‘All literature is, finally, autobiographical’, said Borges. ‘Every autobiography becomes an absorbing work of fiction’, responded H. L. Mencken, though not, you understand, directly. Certainly the fictional element in autobiography is evident; Trollope thought that nobody could ever tell the full truth about himself, and A. S. Byatt has said that ‘autobiographies tell more lies than all but the most self-indulgent fiction’. An exaggeration, perhaps, but one with a kernel of truth.
Borges’s remark must, however, set any novelist pondering. In the most immediate sense it appears to be untrue. ‘What about invention?’ we may cry, ‘what about the imagination?’ Moreover, we have all read, and delighted in, novels that seem to have had no connection with the author’s life. Yet one should never discount sense in any observation from Borges. So what did he mean?
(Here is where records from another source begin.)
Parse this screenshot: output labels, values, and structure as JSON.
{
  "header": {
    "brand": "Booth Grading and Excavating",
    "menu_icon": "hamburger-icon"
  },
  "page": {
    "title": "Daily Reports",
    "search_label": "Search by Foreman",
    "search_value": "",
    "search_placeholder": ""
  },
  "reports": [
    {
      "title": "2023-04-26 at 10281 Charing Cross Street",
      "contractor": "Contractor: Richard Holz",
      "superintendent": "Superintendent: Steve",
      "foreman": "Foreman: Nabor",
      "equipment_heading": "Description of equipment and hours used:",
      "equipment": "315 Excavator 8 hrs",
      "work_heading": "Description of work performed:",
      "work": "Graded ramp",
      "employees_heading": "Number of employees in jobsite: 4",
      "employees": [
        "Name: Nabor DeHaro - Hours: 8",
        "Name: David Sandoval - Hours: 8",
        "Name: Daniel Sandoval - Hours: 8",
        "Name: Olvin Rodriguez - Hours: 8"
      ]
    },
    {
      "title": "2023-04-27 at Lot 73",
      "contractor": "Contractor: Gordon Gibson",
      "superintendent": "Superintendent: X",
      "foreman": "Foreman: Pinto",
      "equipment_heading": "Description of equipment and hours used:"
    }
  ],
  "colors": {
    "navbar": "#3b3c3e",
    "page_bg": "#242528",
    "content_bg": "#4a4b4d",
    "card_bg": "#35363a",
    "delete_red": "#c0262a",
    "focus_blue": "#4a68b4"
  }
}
We can all see that many novels which don’t appear to be autobiographical may nevertheless have been born in their author’s fantasy life. Ian Fleming never had James Bond’s adventures, but Bond is surely a projection of Fleming as, in certain moods, he would have liked to be. Anyone seeking a real-life model for Bond other than Fleming himself is surely wasting their time.
On the other hand, novelists resent, quite naturally, the suggestion that they draw only from their own lives. It’s patently absurd. Nobody, after all, supposes that a crime novelist like P. D. James or Ruth Rendell is a murderer, however many corpses litter their novels. It would be ridiculous to suggest that any of these murders represented some sort of wish-fulfilment, or ‘displaced activity’. Likewise, it would make little sense to identify Lady James with Adam Dalgliesh or Lady Rendell with her Chief Inspector Wexford.
In one of her novels — Loitering with Intent or A Far Cry from Kensington, I can’t recall which — Muriel Spark has her narrator remark that, while some people say that nothing happens to them, everything happens to the novelist.